O Instituto Nacional do Seguro Social (INSS) anunciou uma nova medida que pode impactar milhões de segurados em todo o país. A autarquia determinou que aposentados, pensionistas e beneficiários de programas como o Benefício de Prestação Continuada (BPC) realizem o recadastramento biométrico até novembro de 2025. Quem não cumprir a exigência poderá ter o pagamento suspenso temporariamente.
Regras para manter o benefício
A medida faz parte de um esforço para reforçar a segurança contra fraudes no sistema previdenciário. O recadastramento será feito por meio da biometria, seja por reconhecimento facial ou pela coleta de impressões digitais. O procedimento será obrigatório tanto para quem já recebe algum benefício quanto para novos solicitantes.
De acordo com o INSS, a exigência garante maior confiabilidade nos cadastros e ajuda a evitar pagamentos irregulares. Assim, os segurados precisam se organizar para não perder os prazos e garantir a continuidade de seus benefícios.
Quem está isento da obrigatoriedade
Embora a regra seja ampla, há exceções.

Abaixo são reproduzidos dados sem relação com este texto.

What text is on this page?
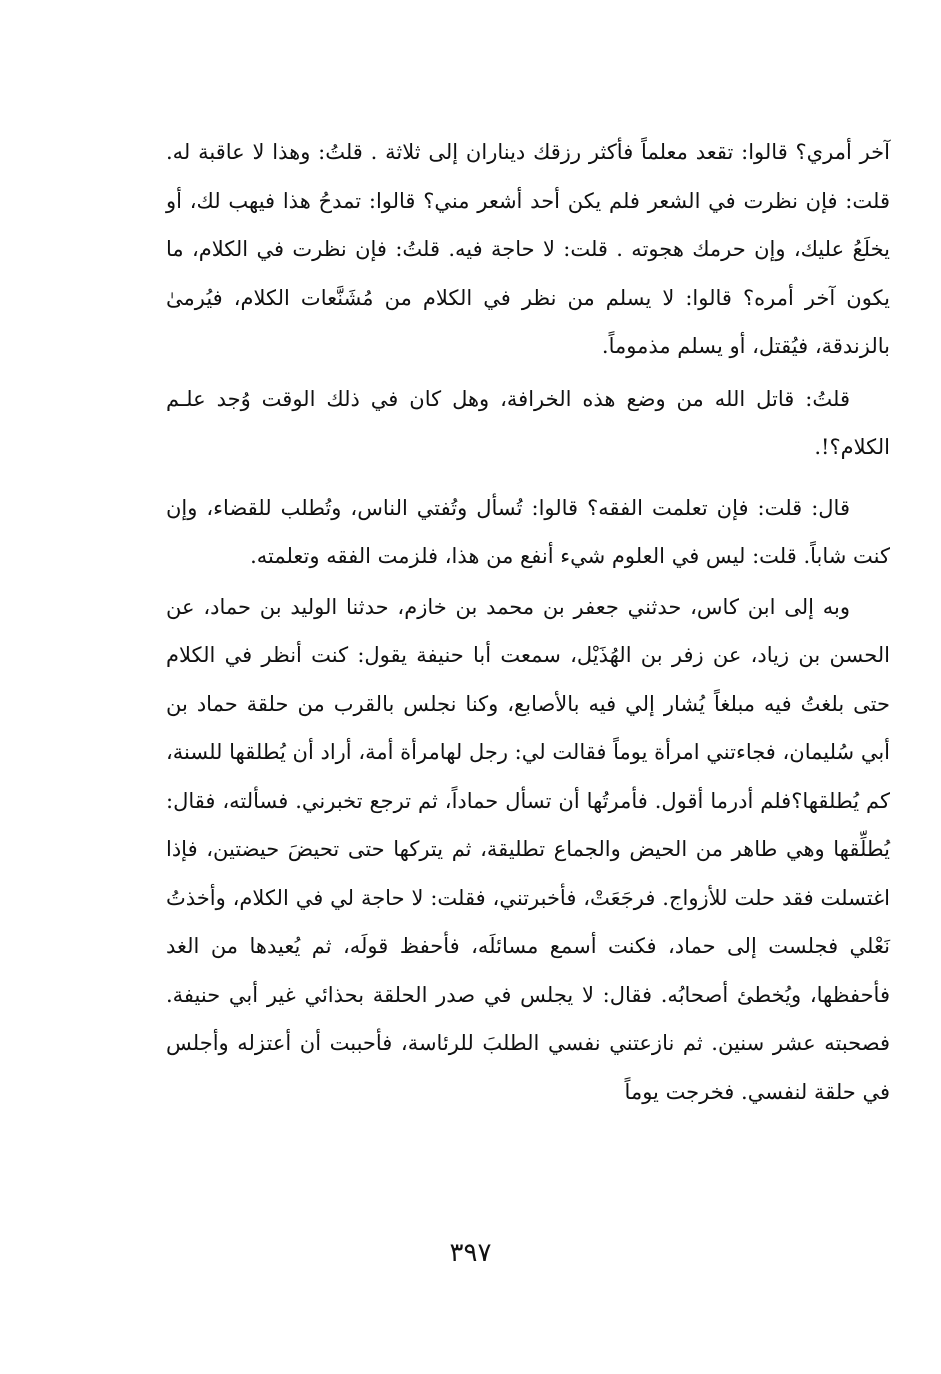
آخر أمري؟ قالوا: تقعد معلماً فأكثر رزقك ديناران إلى ثلاثة . قلتُ: وهذا لا عاقبة له. قلت: فإن نظرت في الشعر فلم يكن أحد أشعر مني؟ قالوا: تمدحُ هذا فيهب لك، أو يخلَعُ عليك، وإن حرمك هجوته . قلت: لا حاجة فيه. قلتُ: فإن نظرت في الكلام، ما يكون آخر أمره؟ قالوا: لا يسلم من نظر في الكلام من مُشَنَّعات الكلام، فيُرمىٰ بالزندقة، فيُقتل، أو يسلم مذموماً.

قلتُ: قاتل الله من وضع هذه الخرافة، وهل كان في ذلك الوقت وُجد علـم الكلام؟!.

قال: قلت: فإن تعلمت الفقه؟ قالوا: تُسأل وتُفتي الناس، وتُطلب للقضاء، وإن كنت شاباً. قلت: ليس في العلوم شيء أنفع من هذا، فلزمت الفقه وتعلمته.

وبه إلى ابن كاس، حدثني جعفر بن محمد بن خازم، حدثنا الوليد بن حماد، عن الحسن بن زياد، عن زفر بن الهُذَيْل، سمعت أبا حنيفة يقول: كنت أنظر في الكلام حتى بلغتُ فيه مبلغاً يُشار إلي فيه بالأصابع، وكنا نجلس بالقرب من حلقة حماد بن أبي سُليمان، فجاءتني امرأة يوماً فقالت لي: رجل لهامرأة أمة، أراد أن يُطلقها للسنة، كم يُطلقها؟فلم أدرما أقول. فأمرتُها أن تسأل حماداً، ثم ترجع تخبرني. فسألته، فقال: يُطلِّقها وهي طاهر من الحيض والجماع تطليقة، ثم يتركها حتى تحيضَ حيضتين، فإذا اغتسلت فقد حلت للأزواج. فرجَعَتْ، فأخبرتني، فقلت: لا حاجة لي في الكلام، وأخذتُ نَعْلي فجلست إلى حماد، فكنت أسمع مسائلَه، فأحفظ قولَه، ثم يُعيدها من الغد فأحفظها، ويُخطئ أصحابُه. فقال: لا يجلس في صدر الحلقة بحذائي غير أبي حنيفة. فصحبته عشر سنين. ثم نازعتني نفسي الطلبَ للرئاسة، فأحببت أن أعتزله وأجلس في حلقة لنفسي. فخرجت يوماً

٣٩٧
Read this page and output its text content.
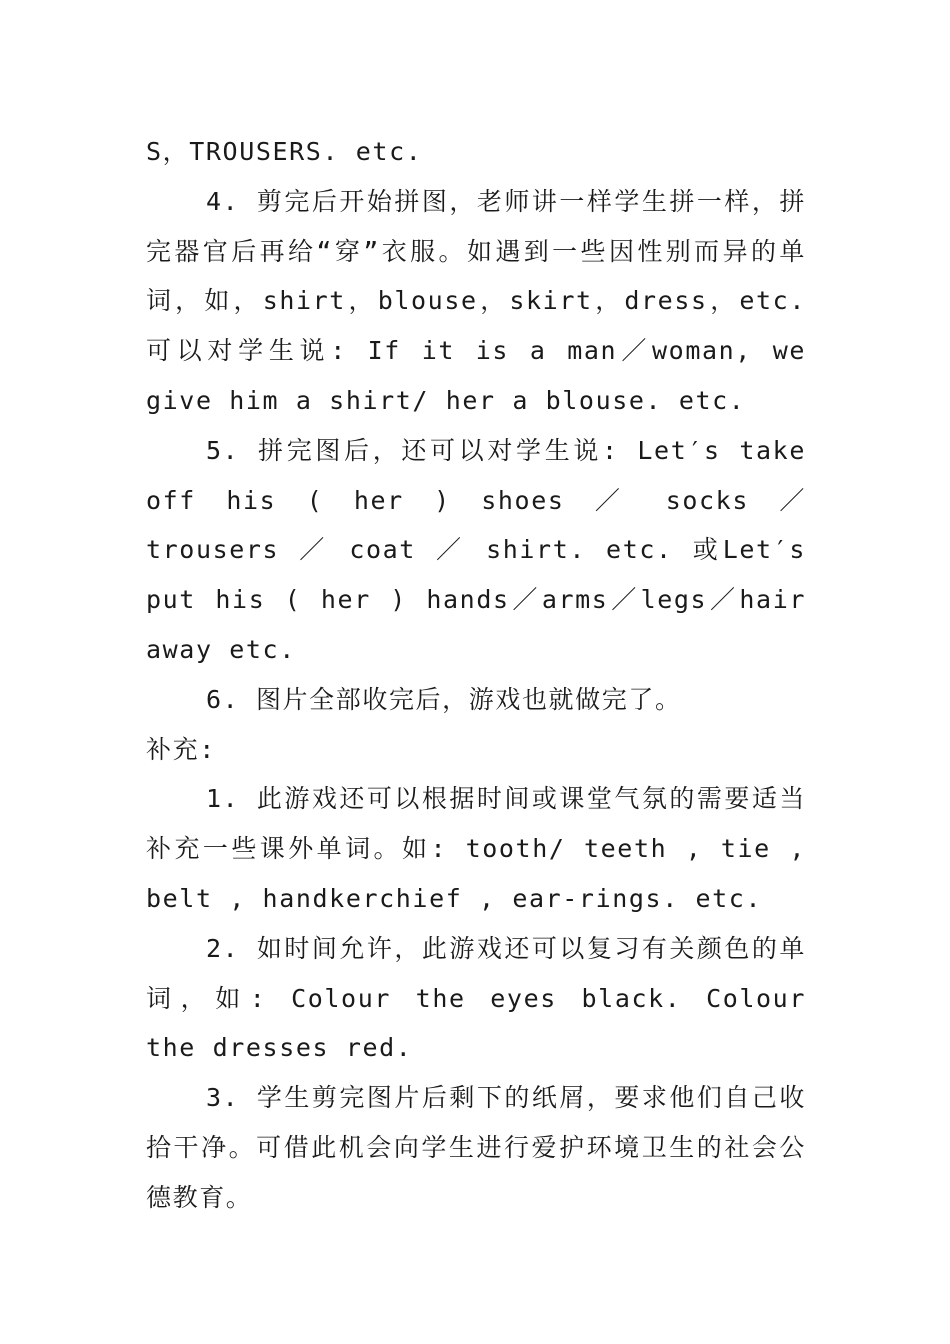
S，TROUSERS. etc.

4. 剪完后开始拼图，老师讲一样学生拼一样，拼完器官后再给“穿”衣服。如遇到一些因性别而异的单词，如，shirt，blouse，skirt，dress，etc. 可以对学生说: If it is a man／woman, we give him a shirt/ her a blouse. etc.

5. 拼完图后，还可以对学生说: Let′s take off his ( her ) shoes ／ socks ／ trousers ／ coat ／ shirt. etc. 或Let′s put his ( her ) hands／arms／legs／hair away etc.

6. 图片全部收完后，游戏也就做完了。

补充:

1. 此游戏还可以根据时间或课堂气氛的需要适当补充一些课外单词。如: tooth/ teeth , tie , belt , handkerchief , ear-rings. etc.

2. 如时间允许，此游戏还可以复习有关颜色的单词，如: Colour the eyes black. Colour the dresses red.

3. 学生剪完图片后剩下的纸屑，要求他们自己收拾干净。可借此机会向学生进行爱护环境卫生的社会公德教育。
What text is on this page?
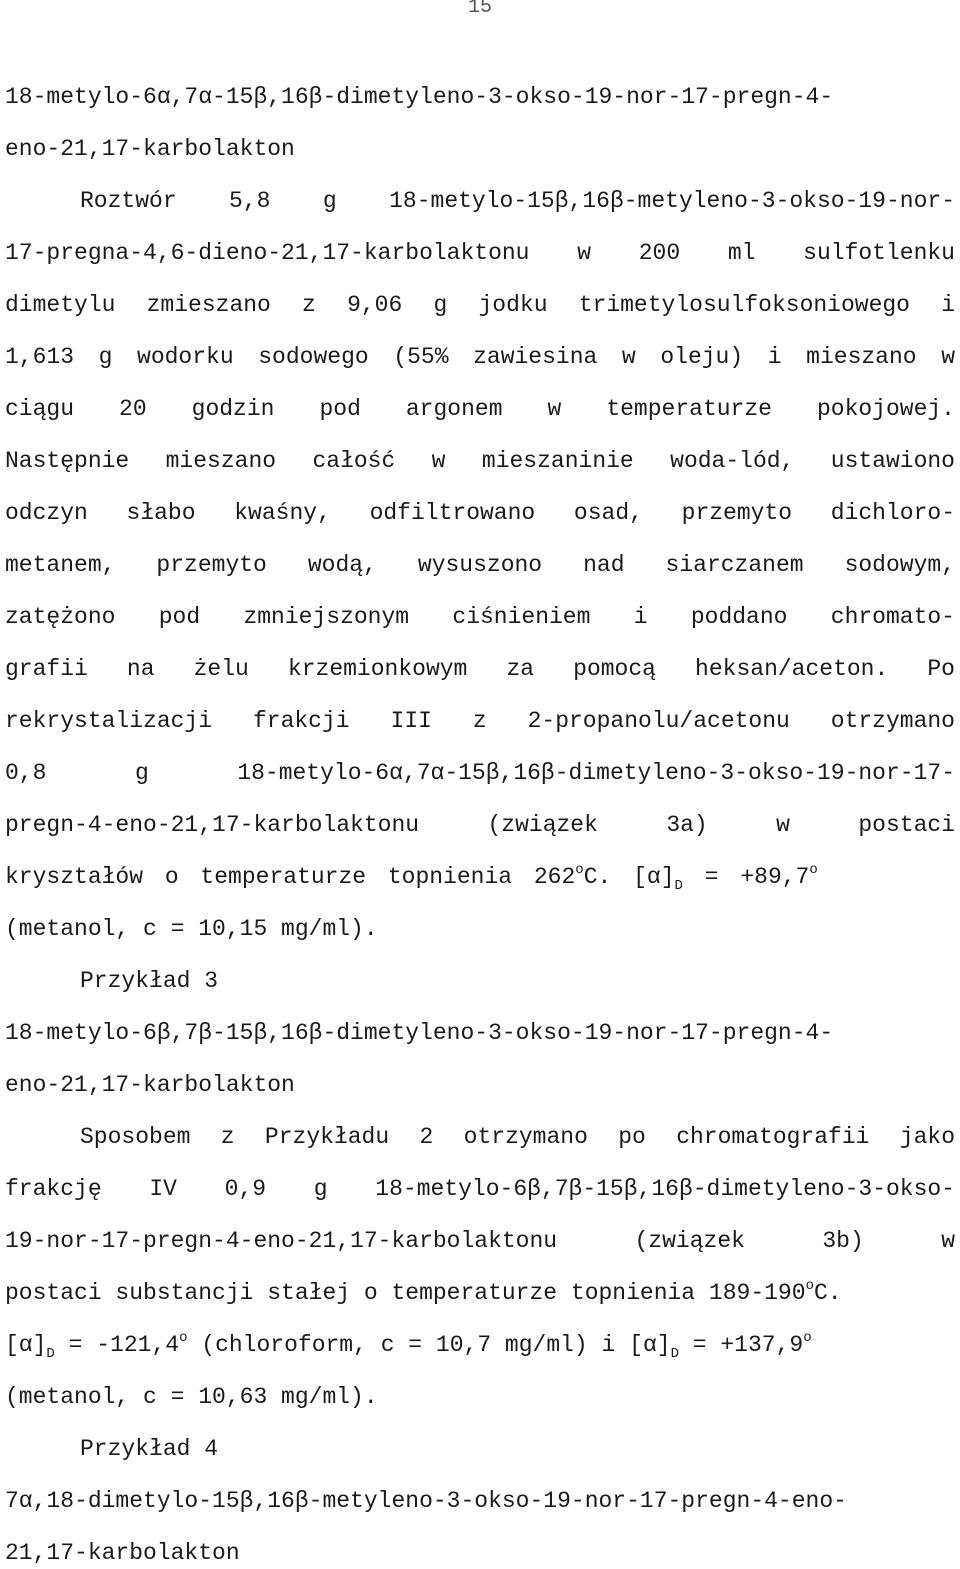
15
18-metylo-6α,7α-15β,16β-dimetyleno-3-okso-19-nor-17-pregn-4-
eno-21,17-karbolakton
Roztwór 5,8 g 18-metylo-15β,16β-metyleno-3-okso-19-nor-
17-pregna-4,6-dieno-21,17-karbolaktonu w 200 ml sulfotlenku
dimetylu zmieszano z 9,06 g jodku trimetylosulfoksoniowego i
1,613 g wodorku sodowego (55% zawiesina w oleju) i mieszano w
ciągu 20 godzin pod argonem w temperaturze pokojowej.
Następnie mieszano całość w mieszaninie woda-lód, ustawiono
odczyn słabo kwaśny, odfiltrowano osad, przemyto dichloro-
metanem, przemyto wodą, wysuszono nad siarczanem sodowym,
zatężono pod zmniejszonym ciśnieniem i poddano chromato-
grafii na żelu krzemionkowym za pomocą heksan/aceton. Po
rekrystalizacji frakcji III z 2-propanolu/acetonu otrzymano
0,8 g 18-metylo-6α,7α-15β,16β-dimetyleno-3-okso-19-nor-17-
pregn-4-eno-21,17-karbolaktonu (związek 3a) w postaci
kryształów o temperaturze topnienia 262$^o$C. $[\alpha]_D = +89,7^o$
(metanol, c = 10,15 mg/ml).
Przykład 3
18-metylo-6β,7β-15β,16β-dimetyleno-3-okso-19-nor-17-pregn-4-
eno-21,17-karbolakton
Sposobem z Przykładu 2 otrzymano po chromatografii jako
frakcję IV 0,9 g 18-metylo-6β,7β-15β,16β-dimetyleno-3-okso-
19-nor-17-pregn-4-eno-21,17-karbolaktonu (związek 3b) w
postaci substancji stałej o temperaturze topnienia 189-190$^o$C.
$[\alpha]_D = -121,4^o$ (chloroform, c = 10,7 mg/ml) i $[\alpha]_D = +137,9^o$
(metanol, c = 10,63 mg/ml).
Przykład 4
7α,18-dimetylo-15β,16β-metyleno-3-okso-19-nor-17-pregn-4-eno-
21,17-karbolakton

Segurados que emitiram recentemente a Carteira Nacional de Habilitação (CNH) ou a nova Carteira de Identidade Nacional (CIN) já possuem biometria registrada nos sistemas oficiais. Nesses casos, não será necessário realizar um novo recadastramento neste momento.
No entanto, os demais segurados devem ficar atentos e buscar os canais oficiais do INSS para efetuar o procedimento o quanto antes, evitando bloqueios e transtornos futuros.
Calendário de pagamentos de setembro
Enquanto a nova regra não entra em vigor, o INSS mantém o calendário de pagamentos referente a setembro. Para quem recebe até um salário mínimo, os depósitos seguem até o início de outubro, conforme o número final do benefício. Já para os que recebem acima do piso nacional, os créditos começam em 1º de outubro.
- Até um salário mínimo: finais 1 (25/09) a 0 (08/10).
- Acima de um salário mínimo: finais 1 e 6 (01/10) até 5 e 0 (07/10).
O recadastramento biométrico, no entanto, é prioridade: sem ele, os pagamentos podem ser suspensos já no fim do próximo ano.